Chilean photojournalist (1981-2019)

Albertina Martínez Burgos (March 14, 1981 – November 21, 2019) was a Chilean photojournalist.

==Biography==
Albertina Mariana Martínez Burgos was born March 14, 1981. She moved to Santiago from southern Chile in 2009 to pursue a career in photography. In her early career, she worked at Chile's main daily newspaper, El Mercurio,' and later worked as a lighting assistant for the Chilean television channel, Mega, and as a freelance photojournalist. Martínez was involved in demonstrations against the Carabineros de Chile, following their repression and abuse against demonstrators in the protests against the government of Sebastián Piñera in November 2019. She also covered "violence against women during protests". Her private Instagram showed photos of masked protestors in the week before her death.

==Death==
She was found dead in her apartment in Santiago on November 21, 2019. She had been stabbed and beaten, and her photography equipment was missing from her home.

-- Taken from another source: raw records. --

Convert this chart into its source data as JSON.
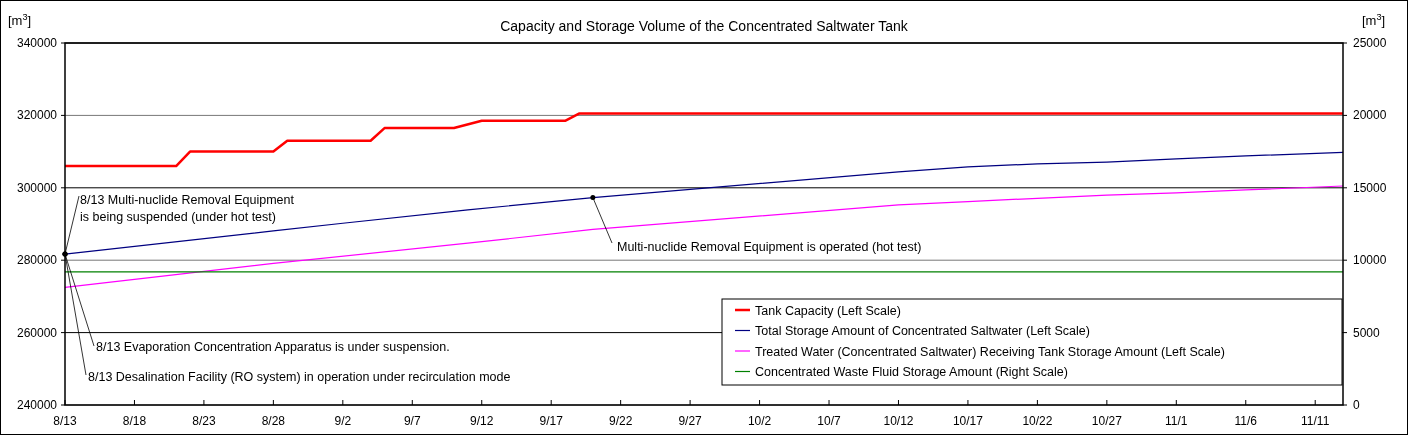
{
  "chart_data": {
    "type": "line",
    "title": "Capacity and Storage Volume of the Concentrated Saltwater Tank",
    "ylabel": "[m$^{3}$]",
    "y2label": "[m$^{3}$]",
    "xlim": [
      "--08-13",
      "--11-13"
    ],
    "xticks": [
      {
        "value": "--08-13",
        "label": "8/13"
      },
      {
        "value": "--08-18",
        "label": "8/18"
      },
      {
        "value": "--08-23",
        "label": "8/23"
      },
      {
        "value": "--08-28",
        "label": "8/28"
      },
      {
        "value": "--09-02",
        "label": "9/2"
      },
      {
        "value": "--09-07",
        "label": "9/7"
      },
      {
        "value": "--09-12",
        "label": "9/12"
      },
      {
        "value": "--09-17",
        "label": "9/17"
      },
      {
        "value": "--09-22",
        "label": "9/22"
      },
      {
        "value": "--09-27",
        "label": "9/27"
      },
      {
        "value": "--10-02",
        "label": "10/2"
      },
      {
        "value": "--10-07",
        "label": "10/7"
      },
      {
        "value": "--10-12",
        "label": "10/12"
      },
      {
        "value": "--10-17",
        "label": "10/17"
      },
      {
        "value": "--10-22",
        "label": "10/22"
      },
      {
        "value": "--10-27",
        "label": "10/27"
      },
      {
        "value": "--11-01",
        "label": "11/1"
      },
      {
        "value": "--11-06",
        "label": "11/6"
      },
      {
        "value": "--11-11",
        "label": "11/11"
      }
    ],
    "ylim": [
      240000,
      340000
    ],
    "yticks": [
      240000,
      260000,
      280000,
      300000,
      320000,
      340000
    ],
    "y2lim": [
      0,
      25000
    ],
    "y2ticks": [
      0,
      5000,
      10000,
      15000,
      20000,
      25000
    ],
    "grid": "y",
    "legend": "bottom right",
    "line_style": "solid",
    "series": [
      {
        "name": "Tank Capacity (Left Scale)",
        "color": "#ff0000",
        "x": [
          "--08-13",
          "--08-21",
          "--08-22",
          "--08-28",
          "--08-29",
          "--09-04",
          "--09-05",
          "--09-10",
          "--09-12",
          "--09-18",
          "--09-19",
          "--11-13"
        ],
        "values": [
          306000,
          306000,
          310000,
          310000,
          313000,
          313000,
          316500,
          316500,
          318500,
          318500,
          320500,
          320500
        ]
      },
      {
        "name": "Total Storage Amount of Concentrated Saltwater (Left Scale)",
        "color": "#000080",
        "x": [
          "--08-13",
          "--08-28",
          "--09-02",
          "--09-11",
          "--09-20",
          "--10-12",
          "--10-17",
          "--10-22",
          "--10-27",
          "--11-01",
          "--11-06",
          "--11-13"
        ],
        "values": [
          281700,
          288100,
          290200,
          293900,
          297300,
          304400,
          305800,
          306600,
          307100,
          308000,
          308800,
          309800
        ]
      },
      {
        "name": "Treated Water (Concentrated Saltwater) Receiving Tank Storage Amount (Left Scale)",
        "color": "#ff00ff",
        "x": [
          "--08-13",
          "--08-28",
          "--09-11",
          "--09-20",
          "--10-12",
          "--10-17",
          "--10-22",
          "--10-27",
          "--11-01",
          "--11-06",
          "--11-13"
        ],
        "values": [
          272500,
          279100,
          284700,
          288500,
          295300,
          296200,
          297100,
          298000,
          298600,
          299400,
          300500
        ]
      },
      {
        "name": "Concentrated Waste Fluid Storage Amount (Right Scale)",
        "color": "#008000",
        "axis": "y2",
        "x": [
          "--08-13",
          "--11-13"
        ],
        "values": [
          9200,
          9200
        ]
      }
    ],
    "annotations": [
      {
        "text": "8/13 Multi-nuclide Removal Equipment is being suspended (under hot test)",
        "x": "--08-13",
        "y": 281700
      },
      {
        "text": "Multi-nuclide Removal Equipment is operated (hot test)",
        "x": "--09-20",
        "y": 297300
      },
      {
        "text": "8/13 Evaporation Concentration Apparatus is under suspension.",
        "x": "--08-13",
        "y": 281700
      },
      {
        "text": "8/13 Desalination Facility (RO system) in operation under recirculation mode",
        "x": "--08-13",
        "y": 281700
      }
    ]
  }
}
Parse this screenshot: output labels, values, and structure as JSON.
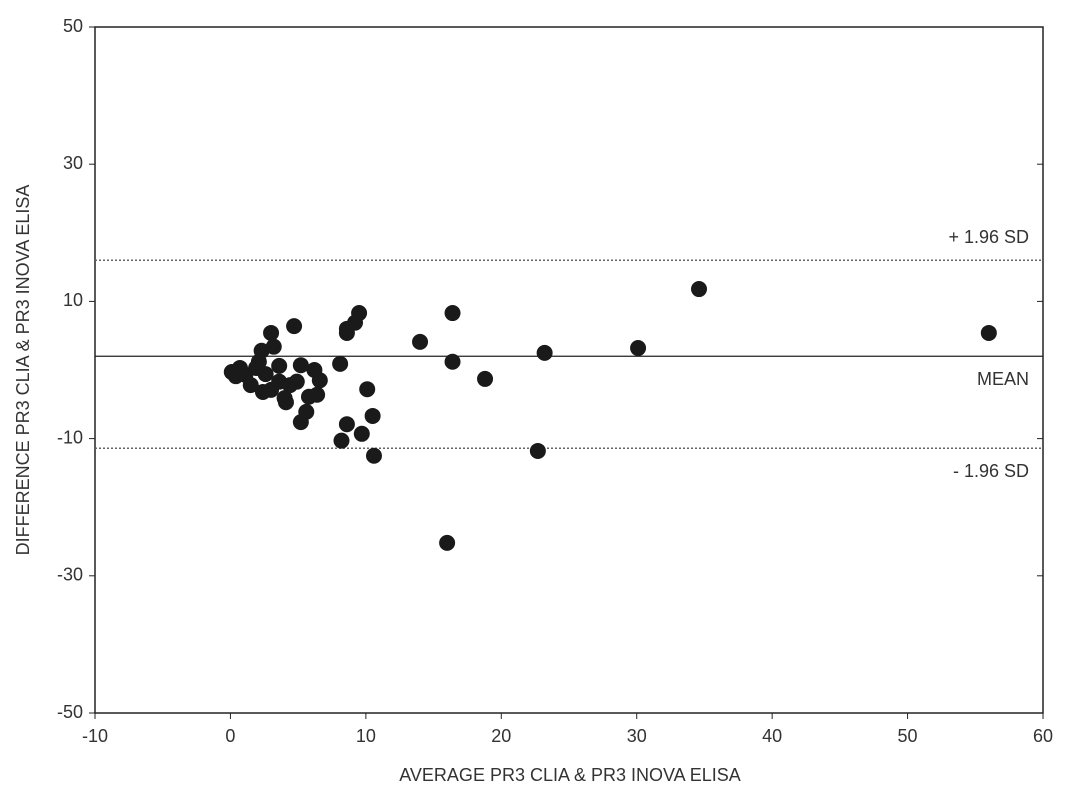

Her body was discovered by her boyfriend's mother after he was unable to contact her; with the help of a locksmith the mother was able to enter the apartment and found Burgos dead. The timing of her death and her missing equipment prompted suspicion that she was targeted because of her protest coverage. After her death, the photojournalist group Frente Fotograficó shared her pictures from the protests on social media with the hashtag #JUSTICIAPARAALBERTINA.